La décision de la Cour suprême a mis fin à une journée d'intenses efforts de l'avocat de Troy Davis, qui a réclamé une suspension de l'exécution en assurant avoir "de nouvelles preuves" exonérant son client. La requête déposée mercredi matin par Me Brian Kammer citait notamment "un faux témoignage" du médecin légiste qui a autopsié le corps du policier décédé. Mais cette requête a été rejetée successivement en première instance puis par la Cour suprême de Géorgie et enfin par la Cour suprême des États-Unis. La veille, le comité des grâces de Géorgie avait rejeté un précédent recours, ouvrant la voie à l'exécution. Troy Davis s'était ensuite adressé par écrit à ses partisans depuis le couloir de la mort, où il se trouvait depuis 20 ans, affirmant que "le combat pour la justice" ne s'arrêterait pas avec lui.

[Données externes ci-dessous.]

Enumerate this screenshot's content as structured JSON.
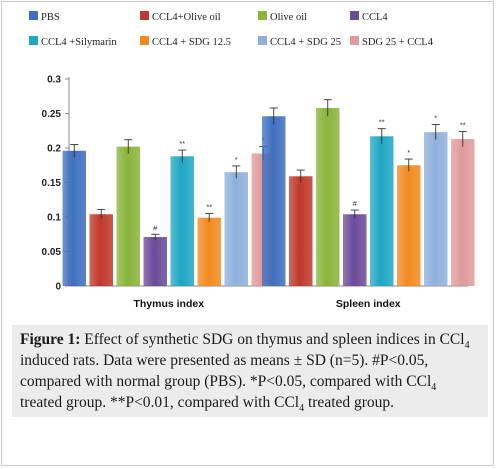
{
  "chart_data": {
    "type": "bar",
    "categories": [
      "Thymus index",
      "Spleen index"
    ],
    "ylim": [
      0,
      0.3
    ],
    "yticks": [
      "0",
      "0.05",
      "0.1",
      "0.15",
      "0.2",
      "0.25",
      "0.3"
    ],
    "legend_position": "top",
    "series": [
      {
        "name": "PBS",
        "color": "#3f6fbf",
        "values": [
          0.196,
          0.246
        ],
        "errors": [
          0.009,
          0.012
        ],
        "sig": [
          "",
          ""
        ]
      },
      {
        "name": "CCL4+Olive oil",
        "color": "#c0392b",
        "values": [
          0.104,
          0.159
        ],
        "errors": [
          0.007,
          0.009
        ],
        "sig": [
          "",
          ""
        ]
      },
      {
        "name": "Olive oil",
        "color": "#8ab43a",
        "values": [
          0.202,
          0.258
        ],
        "errors": [
          0.01,
          0.012
        ],
        "sig": [
          "",
          ""
        ]
      },
      {
        "name": "CCL4",
        "color": "#6b4a9a",
        "values": [
          0.071,
          0.104
        ],
        "errors": [
          0.004,
          0.006
        ],
        "sig": [
          "#",
          "#"
        ]
      },
      {
        "name": "CCL4 +Silymarin",
        "color": "#1fa7c4",
        "values": [
          0.188,
          0.217
        ],
        "errors": [
          0.009,
          0.011
        ],
        "sig": [
          "**",
          "**"
        ]
      },
      {
        "name": "CCL4 + SDG 12.5",
        "color": "#f28a1e",
        "values": [
          0.099,
          0.175
        ],
        "errors": [
          0.006,
          0.009
        ],
        "sig": [
          "**",
          "*"
        ]
      },
      {
        "name": "CCL4 + SDG 25",
        "color": "#8fb0dc",
        "values": [
          0.165,
          0.223
        ],
        "errors": [
          0.009,
          0.011
        ],
        "sig": [
          "*",
          "*"
        ]
      },
      {
        "name": "SDG 25 + CCL4",
        "color": "#e09a9a",
        "values": [
          0.192,
          0.213
        ],
        "errors": [
          0.01,
          0.011
        ],
        "sig": [
          "*",
          "**"
        ]
      }
    ]
  },
  "caption": {
    "label": "Figure 1:",
    "text_1": " Effect of synthetic SDG on thymus and spleen indices in CCl",
    "sub_1": "4",
    "text_2": " induced rats.        Data were presented as means ± SD (n=5). #P<0.05, compared with normal group (PBS). *P<0.05, compared with CCl",
    "sub_2": "4",
    "text_3": " treated group. **P<0.01, compared with CCl",
    "sub_3": "4",
    "text_4": " treated group."
  }
}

Des centaines de manifestations de soutien dans le monde
Le président Barack Obama avait fait savoir mercredi soir qu'il se refusait à intervenir. Le porte-parole de la Maison-Blanche, Jay Carney, a indiqué qu'il n'appartenait pas au président de "peser sur des affaires spécifiques comme celle-ci, qui est une procédure d'État fédéré". Interrogée sur la chaîne de télévision CNN, Anneliese MacPhail, la mère du policier tué en 1989, a dit attendre "soulagement et paix" de l'exécution de Troy Davis, après "l'enfer" qu'elle a vécu depuis la mort de son fils.

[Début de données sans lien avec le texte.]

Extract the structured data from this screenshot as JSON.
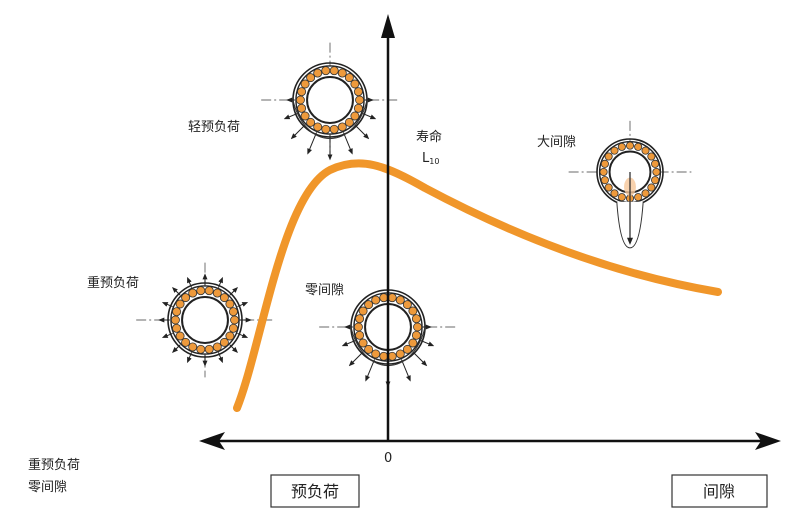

Présenté par ses partisans comme le prototype du Noir condamné à tort, Troy Davis jouissait de l'appui de personnalités comme l'ancien président Jimmy Carter, le pape Benoît XVI ou l'actrice Susan Sarandon, et des centaines de manifestations de soutien ont eu lieu partout dans le monde. Le New York Times avait dénoncé "les nombreuses graves erreurs" commises dans le dossier Davis, qui, selon le quotidien, prouvaient de nouveau "la barbarie de la peine de mort". Quelques heures avant Troy Davis, au Texas (Sud), Lawrence Brewer, un Américain de 44 ans membre du Ku Klux Klan condamné pour un meurtre raciste, était lui aussi exécuté. Les États-Unis ont pratiqué 46 exécutions en 2010.
Source, Le point
En 2008, il avait écrit cette lettre.
"Je veux vous remercier tous pour vos efforts et votre dévouement en faveur des droits de l'homme et de la bonté humaine ; lors de ces dernières années, j'ai éprouvé tant d'émotions, de joie, de tristesse... sans jamais perdre la foi. C'est grâce à vous tous que je suis en vie aujourd'hui (...) Ma soeur Martina me dit (...) qu'elle n'arrêtera jamais de se battre pour me sauver la vie et prouver au monde que je suis innocent de ce crime terrible.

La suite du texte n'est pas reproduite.